Apologies to Walt Whitman for co-opting the first line of his famous poem O Captain! My Captain! but solutions for archiving email are not yet anchor’d safe and sound. Thanks to the collaborative and cooperative community working in this space, however, we’re making headway on the journey.
Email archiving as a distinct research area has been around a while but the discipline is still very much emergent. Stanford University Library, for example, has been working on acquiring and processing email from collections since 2010. ePADD’s Glynn Edwards can trace her initial conversation on developing email archiving software with Smithsonian Institution Archives’ Ricc Ferrante at the 2012 Society of American Archivists conference in San Diego and she agrees it is very gratifying to see the growth of support and interest, especially over the past year.
The Archiving Email Symposium (videos of the presentations are now available), hosted by the Library of Congress and the National Archives in June 2015, was one of the inspirations for the Email Archiving Stewardship Tools (Harvard EAST) workshop at Harvard Library on March 2-3, 2016. In addition to Harvard and the Library of Congress, participants for the workshop included the Smithsonian Institution Archives, Stanford University Libraries’ ePADD project, MIT Institute Archives and Special Collections, University of Illinois Urbana-Champaign, Artefactual Systems and BitCurator Consortium.
The high-level goals of the two-day workshop, organized by Harvard’s Wendy Gogel and Grainne Reilly, were community building, updating each other on current work, identifying and prioritizing gap areas and exposing the HL community to email-archiving efforts in the field at large. Just bringing the group together ticked off the first goal so we started the day with a mark in the win column.
Glynn Edwards summed up the mood in the room this way: “It was exciting to be part of the working group at Harvard sharing information about our various tools, processes, and needs and to begin conceptualizing a path of data and metadata through different tools contingent on their workflows. There was a lot of energy in the room and a willingness to work together to find ways to re-purpose metadata between tools and collaborate on building shared lexicons to assist with processing and discovery.”
Edwards also found inspiration in Prom’s statement that “email is one of the richest, one of the most revealing, if not the most revealing, of sources currently being generated.” She goes on to say that “while correspondence has always been an important format in archival collections; email is often more – more immediate, more complex, more exposing. This is highlighted again on an almost weekly basis in breaking news – as the Governor’s emails regarding Flint Michigan water crisis were released or emails and documents referred to as the Panama Papers were leaked.”

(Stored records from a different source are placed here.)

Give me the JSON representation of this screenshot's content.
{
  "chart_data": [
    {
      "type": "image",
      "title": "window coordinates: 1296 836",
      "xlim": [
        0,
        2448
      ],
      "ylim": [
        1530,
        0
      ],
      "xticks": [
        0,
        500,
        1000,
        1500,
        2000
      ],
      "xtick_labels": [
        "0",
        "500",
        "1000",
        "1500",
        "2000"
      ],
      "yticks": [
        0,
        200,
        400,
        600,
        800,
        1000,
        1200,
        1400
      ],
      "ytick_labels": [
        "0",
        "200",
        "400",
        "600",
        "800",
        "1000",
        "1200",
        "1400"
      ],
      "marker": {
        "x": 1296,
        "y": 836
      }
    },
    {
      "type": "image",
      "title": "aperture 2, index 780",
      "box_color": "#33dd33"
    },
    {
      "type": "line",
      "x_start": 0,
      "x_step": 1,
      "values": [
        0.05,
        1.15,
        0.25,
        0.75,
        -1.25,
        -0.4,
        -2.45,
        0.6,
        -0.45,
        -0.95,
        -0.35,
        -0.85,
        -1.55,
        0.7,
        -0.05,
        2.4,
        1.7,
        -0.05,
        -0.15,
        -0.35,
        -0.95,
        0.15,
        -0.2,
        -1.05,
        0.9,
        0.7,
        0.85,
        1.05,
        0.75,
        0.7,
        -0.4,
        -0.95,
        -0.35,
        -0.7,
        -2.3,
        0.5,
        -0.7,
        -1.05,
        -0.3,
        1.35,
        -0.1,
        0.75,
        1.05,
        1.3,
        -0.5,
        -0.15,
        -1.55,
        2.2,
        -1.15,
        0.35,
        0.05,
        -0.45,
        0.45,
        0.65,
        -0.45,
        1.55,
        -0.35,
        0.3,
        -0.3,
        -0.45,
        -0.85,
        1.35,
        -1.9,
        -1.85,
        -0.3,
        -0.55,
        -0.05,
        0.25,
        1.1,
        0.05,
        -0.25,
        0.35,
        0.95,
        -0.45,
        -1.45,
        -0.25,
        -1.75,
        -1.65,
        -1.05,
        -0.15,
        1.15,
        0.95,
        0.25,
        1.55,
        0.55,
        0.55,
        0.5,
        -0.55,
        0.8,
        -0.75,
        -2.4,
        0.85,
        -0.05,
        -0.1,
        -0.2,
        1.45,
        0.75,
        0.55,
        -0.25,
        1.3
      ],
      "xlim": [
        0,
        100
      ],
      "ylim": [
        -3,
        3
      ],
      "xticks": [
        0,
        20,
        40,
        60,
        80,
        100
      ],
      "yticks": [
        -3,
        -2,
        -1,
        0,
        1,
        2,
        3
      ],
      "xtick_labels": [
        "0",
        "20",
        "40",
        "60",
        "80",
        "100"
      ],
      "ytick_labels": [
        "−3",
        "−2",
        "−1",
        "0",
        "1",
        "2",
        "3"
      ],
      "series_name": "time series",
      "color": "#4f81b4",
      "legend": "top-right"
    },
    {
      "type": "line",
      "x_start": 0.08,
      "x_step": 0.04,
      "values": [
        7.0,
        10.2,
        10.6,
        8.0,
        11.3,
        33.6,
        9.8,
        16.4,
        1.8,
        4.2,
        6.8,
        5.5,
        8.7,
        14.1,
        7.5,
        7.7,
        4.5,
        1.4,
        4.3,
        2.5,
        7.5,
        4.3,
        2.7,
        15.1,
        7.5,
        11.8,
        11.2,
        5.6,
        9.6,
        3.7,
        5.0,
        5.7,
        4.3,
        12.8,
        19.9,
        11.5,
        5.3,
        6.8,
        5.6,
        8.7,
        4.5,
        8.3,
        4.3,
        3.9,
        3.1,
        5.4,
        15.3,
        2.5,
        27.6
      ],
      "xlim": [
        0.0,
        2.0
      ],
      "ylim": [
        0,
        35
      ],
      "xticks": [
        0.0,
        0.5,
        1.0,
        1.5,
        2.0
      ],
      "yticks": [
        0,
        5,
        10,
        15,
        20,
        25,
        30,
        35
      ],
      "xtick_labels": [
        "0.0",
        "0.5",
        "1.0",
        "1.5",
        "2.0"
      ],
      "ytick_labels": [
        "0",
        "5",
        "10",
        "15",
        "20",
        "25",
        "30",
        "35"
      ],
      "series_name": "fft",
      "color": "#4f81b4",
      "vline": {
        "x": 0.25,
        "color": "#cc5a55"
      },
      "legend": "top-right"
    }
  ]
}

My personal interest is in the digital formats used for email messages and other personal information manager or PIM formats including calendaring, text and instant messages. As Prom indicated in the DPC Technology Watch Report Preserving Email (PDF), there’s a convergence in the email archiving community around the MBOX family and EML as de facto preservation formats for email messages primarily because of two related factors: transparency and integration with toolsets.
The Library of Congress’s Sustainability of Digital Formats website defines transparency, one of seven sustainability factors, as “the degree to which the digital representation is open to direct analysis with basic tools, including human readability using a text-only editor.”
Native or normalized MBOX and EML files also can be used as access copies because they can be imported into a variety of email clients. It’s no surprise then that these two plain text and very transparent formats, MBOX and EML, are integrated into popular email archiving tools and most modern email clients can import and export one or both of the formats. The Smithsonian Institution Archives’ CERP toolset ingests MBOX-formatted messages before converting to XML, as will the still-in-development DArcMail (Digital Archive Mail System). The ePADD project developed at Stanford University Libraries also requires MBOX for ingest. Harvard University Libraries’ Electronic Archiving System (EAS) ingests EML-formatted messages.
Harvard EAST workshop participants discussed some of the issues with these formats, including the lack of format validation tools and the challenges of working with formats, like MBOX, without documented standards.
Reflecting again on Whitman’s poem, email archiving is still a work in progress and our voyage of discovery is nowhere near closed and done. However, projects like the Harvard EAST workshop move us all further along.